Continuing from Chapter 5, the last stop of the day beckoned – the Rumtek Monastery. This is an important shrine for Buddhists as it’s the seat-in-exile of the Kagyu Karmapa. However, as there’s controversy around the 17th Karmapa, the monastery’s currently under the Indo- Tibetan Border Police to prevent any sectarian violence. Don’t forget to carry your identity card as you’ll not be allowed in without it.
Now a funny bit happened – the monastery underwhelmed me. I’d expected more grandeur from one so famous. Back at the hotel, I looked up the monastery on Google. I found something different to what I saw. I became glum, thinking I’d not seen the actual monastery, perhaps seen the outer wing & now I can’t even go back. But then I looked at the pictures closely. I realized that the open-air courtyard that I saw in the photos was currently covered with tarpaulin for the two-month long Kangyur Oral Transmission. & that’s why it looked different. Attention to detail madam!
But what is worth gaping at here are the lifelike frescoes. Walls after walls are lined with beautiful, vivid paintings from Buddhist mythology. I wondered at the preservation effort that would have gone into this. And for someone as inartistic as I’m, the frescoes were an epitome of creativity and finesse.
A word of caution about Rumtek Monastery though – it’s a long climb to get there. Vehicles are prohibited. Therefore, ensure you really have the willingness to visit the monastery; else you may feel cheated.
I loved the monks & nuns there. They were the embodiment of happiness & contentment. Easy with their smiles & eager to pose – they were any photographer’s delight. But do ask before clicking!
By the end of this, I was exhausted & desperately wanted my bed. I’d an early start the next day too, to catch my flight from Bagdogra. I wanted to attempt the Kanchenjunga again & hoped the clouds would give way. My wishes were to come true.
When we started the next morning, the clouds parted just enough for me to capture the peak. I thanked the Almighty. Subconsciously, I’ve begun to be grateful for my blessings. I strive to see the positive in everything.
I dreaded returning to Delhi NCR because of the pollution there but I knew I’d to go back to be able to step out again. I love the Himalayas; Sikkim, with its cleanliness, discipline, simplicity & friendliness, appealed a lot to me. I can’t wait to return there for a longer trip. & I’m pleased as punch that the new airport is opening soon in Pakyong which will make Sikkim more accessible. So long Sikkim! You were good to this solo woman traveler.
To end the blog, for the women hesitating to take that solo trip, my top tips:
- If it’s your first trip or if you’re anxious, go with a travel agency who’ll take care of all your needs. Even among those, opt for the bigger names; credibility will be a nonissue then.

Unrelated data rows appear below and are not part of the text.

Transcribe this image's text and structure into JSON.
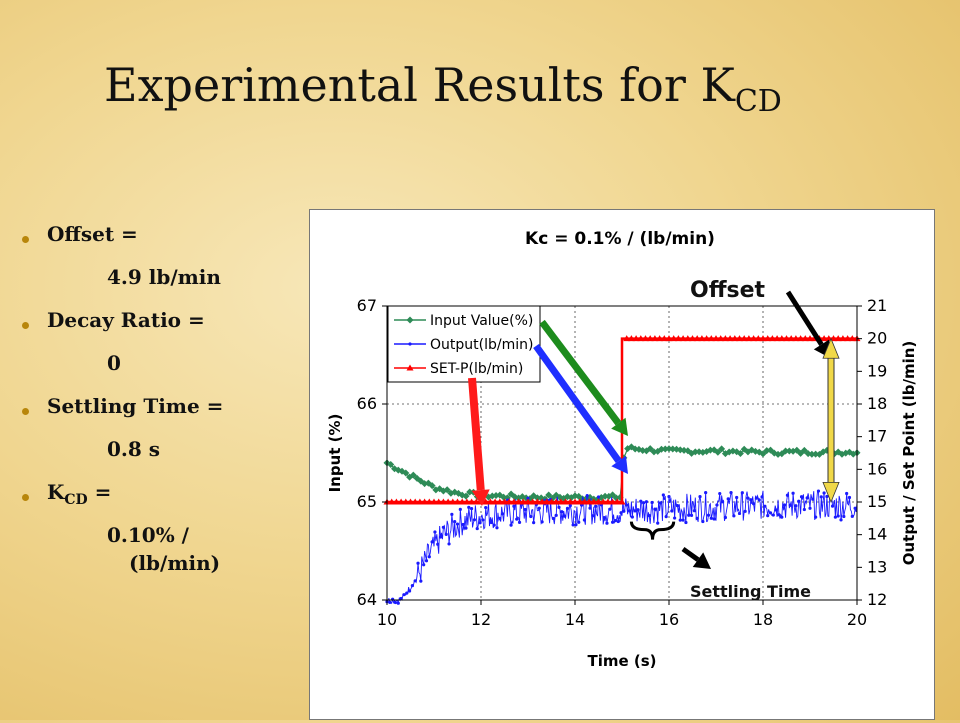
{
  "title": {
    "main": "Experimental Results for K",
    "sub": "CD"
  },
  "bullets": [
    {
      "label": "Offset =",
      "value": "4.9 lb/min"
    },
    {
      "label": "Decay Ratio =",
      "value": "0"
    },
    {
      "label": "Settling Time =",
      "value": "0.8 s"
    },
    {
      "label_main": "K",
      "label_sub": "CD",
      "label_tail": " =",
      "value": "0.10% /",
      "value2": "(lb/min)"
    }
  ],
  "chart_data": {
    "type": "line",
    "title": "Kc = 0.1% / (lb/min)",
    "xlabel": "Time (s)",
    "ylabel_left": "Input (%)",
    "ylabel_right": "Output / Set Point (lb/min)",
    "xlim": [
      10,
      20
    ],
    "ylim_left": [
      64,
      67
    ],
    "ylim_right": [
      12,
      21
    ],
    "x_ticks": [
      "10",
      "12",
      "14",
      "16",
      "18",
      "20"
    ],
    "y_left_ticks": [
      "64",
      "65",
      "66",
      "67"
    ],
    "y_right_ticks": [
      "12",
      "13",
      "14",
      "15",
      "16",
      "17",
      "18",
      "19",
      "20",
      "21"
    ],
    "grid": true,
    "legend_position": "top-left",
    "series": [
      {
        "name": "Input Value(%)",
        "axis": "left",
        "color": "#2e8b57",
        "marker": "diamond",
        "x": [
          10.0,
          10.5,
          11.0,
          11.5,
          12.0,
          13.0,
          14.0,
          15.0,
          15.05,
          16.0,
          17.0,
          18.0,
          19.0,
          20.0
        ],
        "y": [
          65.4,
          65.27,
          65.15,
          65.09,
          65.07,
          65.05,
          65.05,
          65.05,
          65.55,
          65.52,
          65.52,
          65.51,
          65.51,
          65.51
        ]
      },
      {
        "name": "Output(lb/min)",
        "axis": "right",
        "color": "#1a1aff",
        "marker": "dot",
        "x": [
          10.0,
          10.3,
          10.6,
          10.9,
          11.2,
          11.6,
          12.0,
          13.0,
          14.0,
          15.0,
          16.0,
          17.0,
          18.0,
          19.0,
          20.0
        ],
        "y": [
          12.0,
          12.0,
          12.6,
          13.4,
          14.0,
          14.4,
          14.6,
          14.7,
          14.75,
          14.75,
          14.8,
          14.85,
          14.9,
          14.9,
          14.9
        ]
      },
      {
        "name": "SET-P(lb/min)",
        "axis": "right",
        "color": "#ff0000",
        "marker": "triangle",
        "x": [
          10.0,
          15.0,
          15.0,
          20.0
        ],
        "y": [
          15.0,
          15.0,
          20.0,
          20.0
        ]
      }
    ],
    "annotations": [
      "Offset",
      "Settling Time"
    ],
    "annotation_colors": {
      "red_arrow": "#ff1a1a",
      "blue_arrow": "#1f2fff",
      "green_arrow": "#1d8c1d",
      "offset_arrow": "#f0d848"
    }
  }
}
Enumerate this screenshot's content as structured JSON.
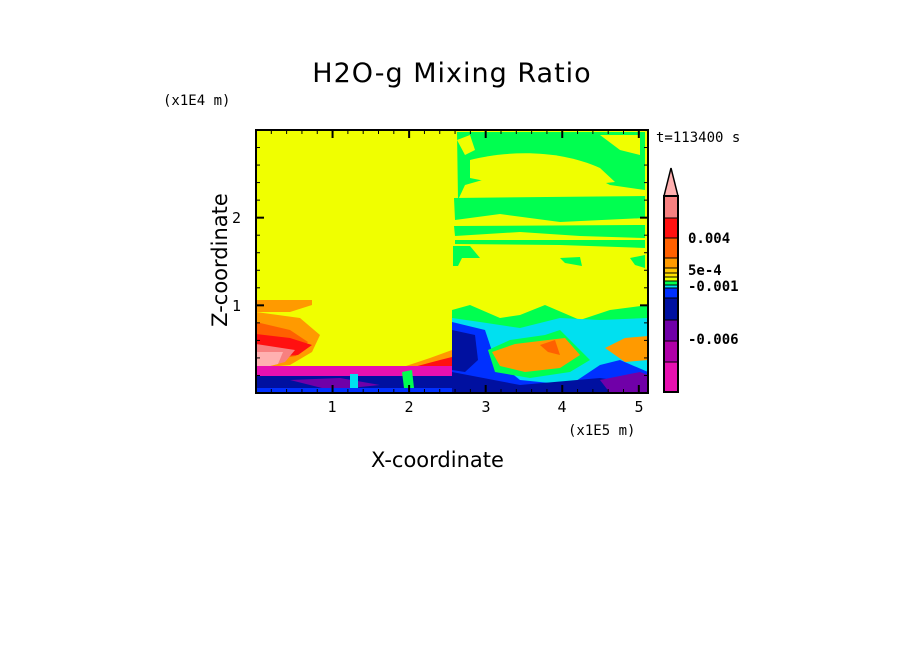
{
  "chart_data": {
    "type": "heatmap",
    "title": "H2O-g Mixing Ratio",
    "xlabel": "X-coordinate",
    "ylabel": "Z-coordinate",
    "x_unit": "(x1E5 m)",
    "y_unit": "(x1E4 m)",
    "time_label": "t=113400 s",
    "xlim": [
      0,
      5.12
    ],
    "ylim": [
      0,
      3.0
    ],
    "x_ticks": [
      "1",
      "2",
      "3",
      "4",
      "5"
    ],
    "y_ticks": [
      "1",
      "2"
    ],
    "colorbar": {
      "labels": [
        "0.004",
        "5e-4",
        "-0.001",
        "-0.006"
      ],
      "colors": [
        "#f78080",
        "#ff1010",
        "#ff6000",
        "#ff9a00",
        "#ffc800",
        "#ffe000",
        "#f0ff00",
        "#00ff50",
        "#00e0f0",
        "#0030ff",
        "#0010a0",
        "#7000a8",
        "#b000a8",
        "#e810b0"
      ],
      "extend_top_color": "#ffb0b0"
    },
    "palette": {
      "yellow": "#f0ff00",
      "green": "#00ff50",
      "cyan": "#00e0f0",
      "blue": "#0030ff",
      "darkblue": "#0010a0",
      "purple": "#7000a8",
      "magenta": "#e810b0",
      "orange": "#ff9a00",
      "orangered": "#ff6000",
      "red": "#ff1010",
      "salmon": "#f78080",
      "pink": "#ffb0b0"
    }
  }
}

- Choose an easy destination to begin with. Don’t make it Ladakh or Spiti at the first instance. These are difficult terrains & going in company (or at least if you’re a seasoned traveler) will be better. Ensure mobile connectivity isn’t a concern; the last thing you would want’s you being stranded & your folks worried to death.
- Don’t hesitate to demand changes to the itinerary, flights, hotels, cabs, transfers etc. if you’re spending money on it, it better be according to your taste.
- Enjoy your alone time. Don’t feel awkward in sightseeing alone, eating alone etc. the world’s becoming more receptive to solo travelers.
- Ensure you stay alert at all times even when you’re having fun. Trust your instinct! At the same time, don’t hesitate to talk to locals.
- Prepare yourself for surprised remarks. My cabbie, KN, remarked “Madam ji, you’re a brave girl. You’ve done something that only boys do!”